Want to be a millionaire? Get a pension
2050 Britain could have hundreds of thousands of millionaires if more people sign up to pensions saving schemes. Impossible? In fact, all it takes is £300 per month.
If a couple aged 25 both start saving £300 per month, then by the time they reach the official retirement age of 68, they will have a fund of over £1 million between them and will be able to draw a lifetime income of over £55,000. This assumes they increase their contributions in line with increases in their earnings, and that they get a return of 6% a year on the investments in their pension plan.
According to Fidelity, there are already several hundred thousand people in this age group who will reach millionairedom if they keep up their current plans. Of course, it’s true that a million doesn’t buy what it used to.
In fact, recent studies show that the maximum annual income you can safely draw from a lump sum starting in your sixties if you want to draw an inflation-proof income for the rest of your life is just 4%. That means a million in your pension fund would generate just £40,000 a year.
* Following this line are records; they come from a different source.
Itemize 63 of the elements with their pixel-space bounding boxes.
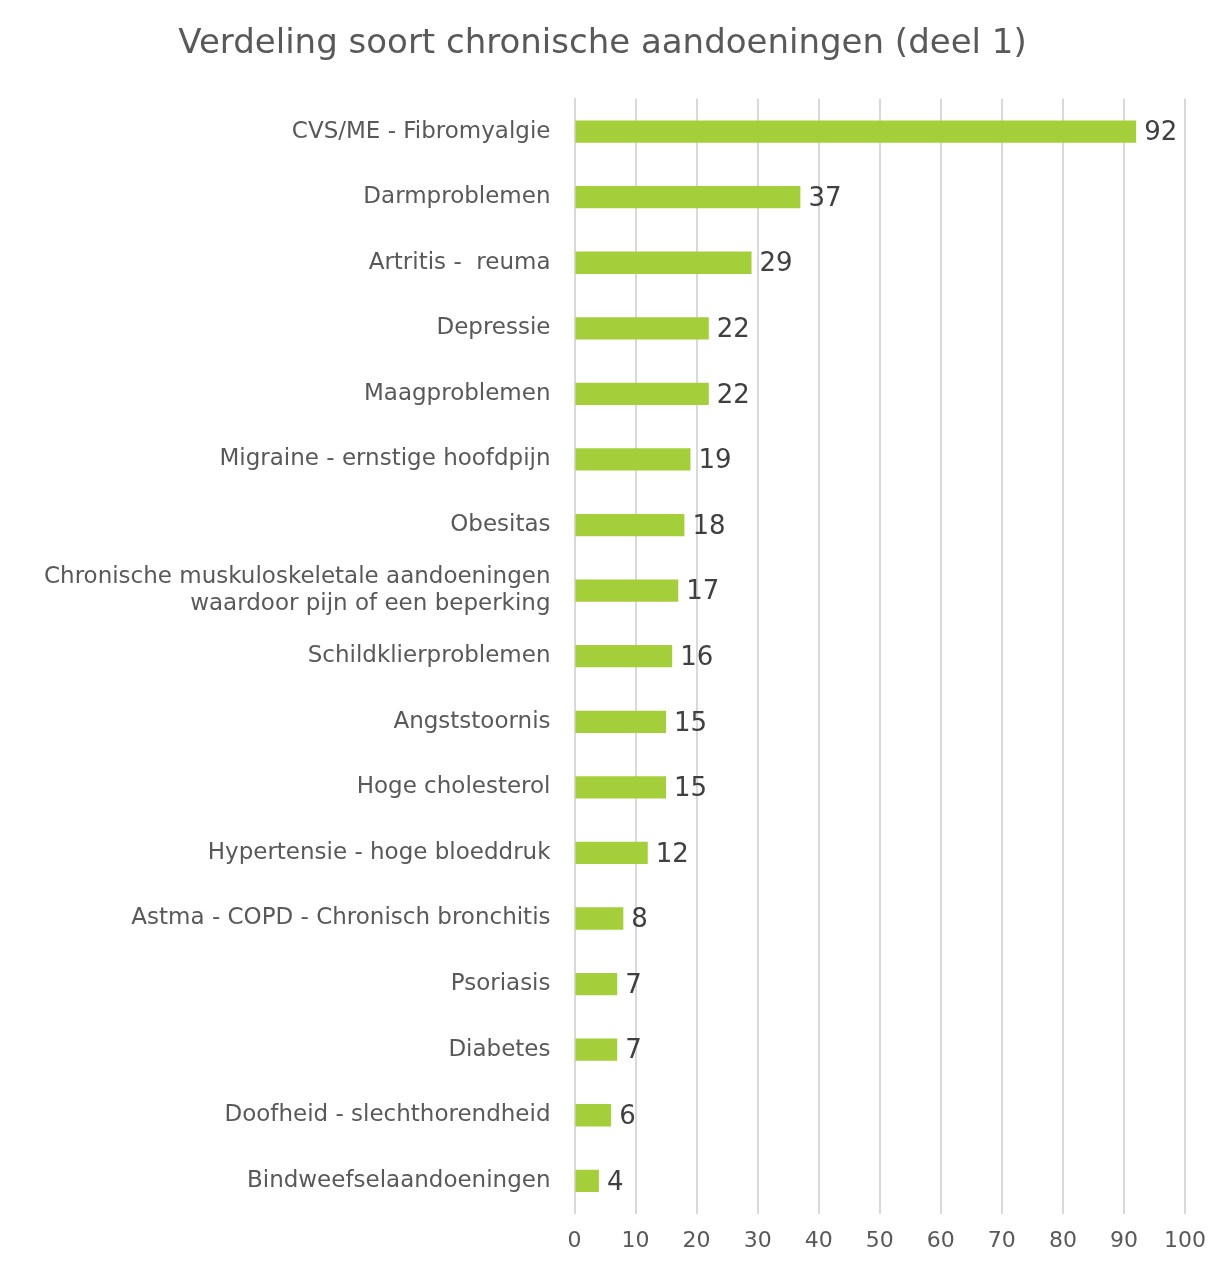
data-label: 6 xyxy=(619,1099,636,1130)
y-tick-label: Migraine - ernstige hoofdpijn xyxy=(219,444,551,471)
data-label: 7 xyxy=(625,968,642,999)
data-label: 22 xyxy=(716,378,750,409)
x-tick-label: 0 xyxy=(567,1226,582,1252)
bar xyxy=(575,972,618,996)
y-tick-label: Darmproblemen xyxy=(363,182,551,209)
bar xyxy=(575,907,624,930)
x-tick-label: 90 xyxy=(1109,1226,1138,1252)
x-tick-label: 80 xyxy=(1048,1226,1077,1252)
data-label: 15 xyxy=(674,772,708,803)
bar xyxy=(575,120,1137,143)
bar xyxy=(575,382,709,406)
x-tick-label: 70 xyxy=(987,1226,1016,1252)
y-tick-label: Hoge cholesterol xyxy=(356,772,551,799)
bar xyxy=(575,1038,618,1061)
x-tick-label: 40 xyxy=(804,1226,833,1252)
data-label: 22 xyxy=(716,313,750,344)
bar xyxy=(575,448,691,471)
y-tick-label: Depressie xyxy=(436,313,551,340)
data-label: 19 xyxy=(698,444,732,475)
x-tick-label: 60 xyxy=(926,1226,955,1252)
y-tick-label: Bindweefselaandoeningen xyxy=(246,1165,551,1192)
y-tick-label: Hypertensie - hoge bloeddruk xyxy=(207,837,552,864)
bar xyxy=(575,1104,612,1127)
x-tick-label: 50 xyxy=(865,1226,894,1252)
y-tick-label: Psoriasis xyxy=(450,969,551,996)
data-label: 4 xyxy=(606,1165,624,1196)
data-label: 29 xyxy=(759,247,793,278)
bar xyxy=(575,186,801,209)
bar xyxy=(575,579,679,602)
y-tick-label: Doofheid - slechthorendheid xyxy=(224,1100,551,1127)
data-label: 17 xyxy=(686,575,720,606)
y-tick-label: Obesitas xyxy=(450,510,551,537)
data-label: 16 xyxy=(680,640,714,671)
data-label: 7 xyxy=(625,1034,642,1065)
data-label: 37 xyxy=(808,181,842,212)
y-tick-label: Angststoornis xyxy=(393,706,551,733)
x-tick-label: 10 xyxy=(621,1226,650,1252)
bar xyxy=(575,317,709,340)
data-label: 15 xyxy=(674,706,708,737)
x-tick-label: 20 xyxy=(682,1226,711,1252)
y-tick-label: Maagproblemen xyxy=(363,378,551,405)
data-label: 12 xyxy=(655,837,689,868)
bar xyxy=(575,841,648,865)
bar xyxy=(575,1169,599,1192)
y-tick-label: CVS/ME - Fibromyalgie xyxy=(291,116,551,143)
data-label: 8 xyxy=(631,903,648,934)
bar xyxy=(575,513,685,537)
bar xyxy=(575,710,667,733)
bar xyxy=(575,251,752,274)
x-tick-label: 100 xyxy=(1164,1226,1206,1252)
y-tick-label: Artritis - reuma xyxy=(368,247,551,274)
y-tick-label: Chronische muskuloskeletale aandoeningen waardoor pijn of een beperking xyxy=(43,561,551,616)
y-tick-label: Astma - COPD - Chronisch bronchitis xyxy=(131,903,551,930)
data-label: 18 xyxy=(692,509,726,540)
bar xyxy=(575,776,667,799)
chart-title: Verdeling soort chronische aandoeningen (deel 1) xyxy=(178,21,1027,62)
y-tick-label: Schildklierproblemen xyxy=(307,641,551,668)
y-tick-label: Diabetes xyxy=(448,1034,551,1061)
x-tick-label: 30 xyxy=(743,1226,772,1252)
data-label: 92 xyxy=(1144,116,1178,147)
bar xyxy=(575,645,673,668)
You must choose growth investments
But other research from the Office of National Statistics (ONS) shows that the vast majority of people aren’t ready to become millionaires. Over two-thirds of those surveyed said that starting their own personal pension linked to the stock market was too risky.
Think like that and there’s no chance you will end up comfortably off. In fact, it’s only assets that can grow in value faster than inflation, like shares and property, that are worth considering for your retirement savings, whether that saving is in a pension plan, an ISA or other ways.
The ONS survey also showed that almost half of 55-64 year-olds said they wouldn’t have enough for a comfortable retirement. The trouble is that if you leave it that late, you simply can’t save enough to make up the shortfall.
You have to start young, because then compound interest has the time it needs to work its magic.
Compound interest can make you rich
Here’s a simple example. Say you are going to save £200 per month for 40 years towards your retirement. Let’s assume you earn a return of 5% a year. That will accumulate a capital sum of £305,000. (This is less than in the examples cited earlier because this time I assume no increase in the contributions).
Now assume you wait two years before starting saving. The capital value from the same monthly contribution will now be £272,000. So by deferring two years and not saving £4,800 you have cut £33,000 off your pension pot.
My view is that financial incentives for basic rate taxpayers to save in a pension aren’t good enough - they are actually worth only about 6-7% overall by the time you factor in the tax you’ll pay when you withdraw income in retirement. And the whole system of tax relief is unnecessarily complicated. A sensible government would alter it to a simpler ‘matching’ system where for every £1 you put in a pension plan, it would add 50p.
The new Personal Accounts pension scheme that will start in 2012 and is designed for people who aren’t already in an employer pension scheme is closer to this matching system but suffers from a fatal flaw: the overall contribution rate will be only 8% of earnings above about £5,000 a year, whereas a realistic minimum for 20-30 year-olds is 10% of all your earnings.
Choose your own investments
Despite the ONS survey I cited earlier, there is a boom going on in personal pensions, with thousands of people setting up their own SIPP or Self Invested Personal Pension every month.
This is a plan under your own control where you choose the investments. There are several very low-cost plans such as HL Vantage, sippdealextra, Fidelity and Alliance Trust, where you can invest in your choice of thousands of funds as well as shares listed on the UK and foreign share markets.
If that sounds a bit daunting, set up such a plan and then invest alongside Lord Jacob Rothschild or the City’s Cayzer family. Both have family investment companies - Rothschild Capital Partners and Caledonia Investments - that you can buy into in the knowledge that extraordinarily capable and wealthy people have tens of millions of their own money invested alongside yours.
A £400 per month pension savings plan
If you are setting up a plan to accumulate capital from monthly savings, use a low-cost SIPP and from the start create a set of funds that gives you a stake in very different types of investment. Here’s my suggestion for a £400 per month contribution in a set of top-quality funds with highly capable managers and excellent track records.
A £400 per month pension saving plan
| Type of investment | Fund | Monthly amount |
| UK-focussed share-investing fund aiming at steadily rising dividends | Threadneedle UK Equity Income | £100 |
| Fund aiming for growth from worldwide investment in smaller companies | Rathbone Global Opportunities | £100 |
| Fund investing in companies in natural resources and energy | JPMorgan Natural Resources | £100 |
| Fund investing in commercial property worldwide | SLI Select Property | £100 |
| Total | £400 |
Important risk warning - please read
The value of your investment and the income from it can go down as well as up and you may not get back a significant proportion of your investment. Past performance is not an indication of future performance. If you are in any doubt as to the suitability of an investment, you should seek independent financial advice.